EventTimeWatermark Unary Logical Operator — Streaming Watermark

EventTimeWatermark is a unary logical operator that is created to represent Dataset.withWatermark operator in a logical query plan of a streaming query.


A unary logical operator (UnaryNode) is a logical operator with a single child logical operator.

Read up on UnaryNode (and logical operators in general) in The Internals of Spark SQL book.

EventTimeWatermark is resolved (aka planned) to EventTimeWatermarkExec physical operator in StatefulAggregationStrategy execution planning strategy.

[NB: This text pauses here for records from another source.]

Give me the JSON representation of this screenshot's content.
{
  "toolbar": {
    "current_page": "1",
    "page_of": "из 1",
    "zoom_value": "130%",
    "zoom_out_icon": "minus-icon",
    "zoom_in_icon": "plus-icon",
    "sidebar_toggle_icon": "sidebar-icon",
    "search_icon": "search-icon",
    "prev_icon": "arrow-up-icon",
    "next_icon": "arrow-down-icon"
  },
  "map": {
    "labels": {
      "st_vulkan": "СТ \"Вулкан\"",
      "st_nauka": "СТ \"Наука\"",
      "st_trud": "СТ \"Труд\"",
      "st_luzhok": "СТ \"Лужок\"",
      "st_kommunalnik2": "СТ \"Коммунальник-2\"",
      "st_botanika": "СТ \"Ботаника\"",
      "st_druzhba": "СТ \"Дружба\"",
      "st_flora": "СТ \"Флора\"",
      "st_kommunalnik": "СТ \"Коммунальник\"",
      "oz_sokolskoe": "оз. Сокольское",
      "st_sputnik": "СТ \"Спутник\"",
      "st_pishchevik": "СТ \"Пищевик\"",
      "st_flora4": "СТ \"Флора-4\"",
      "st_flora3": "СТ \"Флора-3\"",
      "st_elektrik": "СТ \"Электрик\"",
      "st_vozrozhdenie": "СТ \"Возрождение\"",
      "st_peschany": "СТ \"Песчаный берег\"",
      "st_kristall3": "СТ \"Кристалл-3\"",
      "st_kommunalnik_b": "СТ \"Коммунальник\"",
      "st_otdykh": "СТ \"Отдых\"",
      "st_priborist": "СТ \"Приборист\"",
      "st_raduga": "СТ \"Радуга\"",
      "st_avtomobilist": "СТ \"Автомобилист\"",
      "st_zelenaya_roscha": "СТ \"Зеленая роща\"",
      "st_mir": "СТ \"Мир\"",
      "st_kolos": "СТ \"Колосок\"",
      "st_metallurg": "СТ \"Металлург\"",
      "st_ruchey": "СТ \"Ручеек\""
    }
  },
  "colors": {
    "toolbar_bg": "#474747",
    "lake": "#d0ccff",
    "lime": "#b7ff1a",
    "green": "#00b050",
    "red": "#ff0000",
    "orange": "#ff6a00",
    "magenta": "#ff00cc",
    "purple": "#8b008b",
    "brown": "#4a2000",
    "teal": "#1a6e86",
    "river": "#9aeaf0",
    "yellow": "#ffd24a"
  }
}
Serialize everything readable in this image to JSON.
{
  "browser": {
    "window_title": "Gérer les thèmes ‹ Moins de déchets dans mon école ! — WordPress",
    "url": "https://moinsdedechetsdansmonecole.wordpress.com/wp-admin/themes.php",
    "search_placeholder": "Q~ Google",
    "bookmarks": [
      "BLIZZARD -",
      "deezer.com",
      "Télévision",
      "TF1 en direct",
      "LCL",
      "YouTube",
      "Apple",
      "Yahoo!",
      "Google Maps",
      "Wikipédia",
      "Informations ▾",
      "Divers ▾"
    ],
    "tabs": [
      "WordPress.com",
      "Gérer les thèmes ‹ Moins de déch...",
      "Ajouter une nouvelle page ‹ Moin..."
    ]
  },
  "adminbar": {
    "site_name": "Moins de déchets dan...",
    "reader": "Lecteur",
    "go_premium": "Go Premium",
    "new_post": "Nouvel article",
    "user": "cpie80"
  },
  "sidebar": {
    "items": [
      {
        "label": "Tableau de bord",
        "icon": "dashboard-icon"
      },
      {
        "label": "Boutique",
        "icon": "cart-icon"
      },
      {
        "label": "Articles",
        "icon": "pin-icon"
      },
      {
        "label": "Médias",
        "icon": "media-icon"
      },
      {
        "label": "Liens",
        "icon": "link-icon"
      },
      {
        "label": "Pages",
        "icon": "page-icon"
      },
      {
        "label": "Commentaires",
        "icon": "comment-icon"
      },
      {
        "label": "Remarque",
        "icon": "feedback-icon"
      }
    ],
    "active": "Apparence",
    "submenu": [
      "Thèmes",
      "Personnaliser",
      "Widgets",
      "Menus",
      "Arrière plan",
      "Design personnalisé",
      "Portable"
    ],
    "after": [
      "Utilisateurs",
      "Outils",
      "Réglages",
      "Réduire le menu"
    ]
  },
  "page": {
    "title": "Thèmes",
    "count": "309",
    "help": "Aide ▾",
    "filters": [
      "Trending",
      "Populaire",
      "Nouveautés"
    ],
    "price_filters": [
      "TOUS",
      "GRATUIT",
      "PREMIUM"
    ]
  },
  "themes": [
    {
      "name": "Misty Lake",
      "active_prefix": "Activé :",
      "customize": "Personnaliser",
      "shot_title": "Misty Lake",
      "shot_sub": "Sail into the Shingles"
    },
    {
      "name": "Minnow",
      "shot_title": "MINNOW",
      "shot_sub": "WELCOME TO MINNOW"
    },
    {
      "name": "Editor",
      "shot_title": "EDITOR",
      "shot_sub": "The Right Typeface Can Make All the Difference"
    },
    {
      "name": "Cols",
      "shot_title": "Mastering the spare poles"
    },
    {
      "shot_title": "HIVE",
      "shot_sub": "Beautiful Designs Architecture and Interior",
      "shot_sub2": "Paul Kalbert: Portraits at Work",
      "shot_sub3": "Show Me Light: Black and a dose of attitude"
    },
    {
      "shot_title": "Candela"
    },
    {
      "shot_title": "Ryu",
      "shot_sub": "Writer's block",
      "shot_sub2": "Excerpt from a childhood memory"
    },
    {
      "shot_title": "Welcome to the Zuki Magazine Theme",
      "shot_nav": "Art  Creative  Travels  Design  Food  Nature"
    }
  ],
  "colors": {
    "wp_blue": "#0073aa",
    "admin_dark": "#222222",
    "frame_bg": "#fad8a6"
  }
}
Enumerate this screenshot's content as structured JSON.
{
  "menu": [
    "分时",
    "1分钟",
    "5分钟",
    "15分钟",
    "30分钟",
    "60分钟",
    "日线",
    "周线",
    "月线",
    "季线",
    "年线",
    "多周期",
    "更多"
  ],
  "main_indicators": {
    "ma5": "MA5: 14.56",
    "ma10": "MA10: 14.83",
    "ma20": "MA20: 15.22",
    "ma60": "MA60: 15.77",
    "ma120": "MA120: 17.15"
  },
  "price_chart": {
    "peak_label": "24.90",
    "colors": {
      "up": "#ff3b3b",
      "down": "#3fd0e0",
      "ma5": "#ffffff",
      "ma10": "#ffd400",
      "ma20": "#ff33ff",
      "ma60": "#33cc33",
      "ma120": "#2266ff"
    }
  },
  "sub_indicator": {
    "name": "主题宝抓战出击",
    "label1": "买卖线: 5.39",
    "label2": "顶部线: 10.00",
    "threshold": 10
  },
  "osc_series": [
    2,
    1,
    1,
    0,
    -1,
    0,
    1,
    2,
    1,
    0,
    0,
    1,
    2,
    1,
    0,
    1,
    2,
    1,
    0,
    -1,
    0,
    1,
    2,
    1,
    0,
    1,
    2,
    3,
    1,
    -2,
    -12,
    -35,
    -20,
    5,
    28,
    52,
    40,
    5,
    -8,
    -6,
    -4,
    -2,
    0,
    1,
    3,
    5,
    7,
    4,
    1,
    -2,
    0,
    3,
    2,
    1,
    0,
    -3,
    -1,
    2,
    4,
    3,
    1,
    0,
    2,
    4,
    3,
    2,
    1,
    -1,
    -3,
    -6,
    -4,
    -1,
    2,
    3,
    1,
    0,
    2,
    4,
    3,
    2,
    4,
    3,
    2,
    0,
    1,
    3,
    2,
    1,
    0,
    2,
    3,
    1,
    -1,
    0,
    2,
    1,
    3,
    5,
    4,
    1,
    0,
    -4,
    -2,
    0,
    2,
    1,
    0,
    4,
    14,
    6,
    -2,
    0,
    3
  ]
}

EliminateEventTimeWatermark logical optimization rule (i.e. Rule[LogicalPlan]) removes EventTimeWatermark logical operator from a logical plan if the child logical operator is not streaming, i.e. when Dataset.withWatermark operator is used on a batch query.

val logs = spark.
  read. // <-- batch non-streaming query that makes `EliminateEventTimeWatermark` rule applicable

// logs is a batch Dataset

val q = logs.
  withWatermark(eventTime = "timestamp", delayThreshold = "30 seconds") // <-- creates EventTimeWatermark
scala> println(q.queryExecution.logical.numberedTreeString) // <-- no EventTimeWatermark as it was removed immediately
00 Relation[value#0] text

Creating EventTimeWatermark Instance

EventTimeWatermark takes the following to be created:

  • Name of the column for event-time watermark

  • Delay (CalendarInterval)

  • Child logical operator (LogicalPlan)

Output Schema — output Property

output: Seq[Attribute]
output is part of the QueryPlan Contract to describe the attributes of (the schema of) the output.

output finds eventTime column in the output schema of the child logical operator and updates the Metadata of the column with spark.watermarkDelayMs key and the milliseconds for the delay.

output removes spark.watermarkDelayMs key from the other columns.

// FIXME How to access/show the eventTime column with the metadata updated to include spark.watermarkDelayMs?
import org.apache.spark.sql.catalyst.plans.logical.EventTimeWatermark
val etw = q.queryExecution.logical.asInstanceOf[EventTimeWatermark]
scala> etw.output.toStructType.printTreeString
 |-- timestamp: timestamp (nullable = true)
 |-- value: long (nullable = true)

spark.watermarkDelayMs Metadata Key

EventTimeWatermark uses spark.watermarkDelayMs key (in the Metadata of the output attributes) to hold the event-time watermark delay (as a so-called watermark attribute or eventTime watermark).

The event-time watermark delay is used to calculate the difference between the event time of an event (modeled as a row in the streaming Dataset) and the time in the past.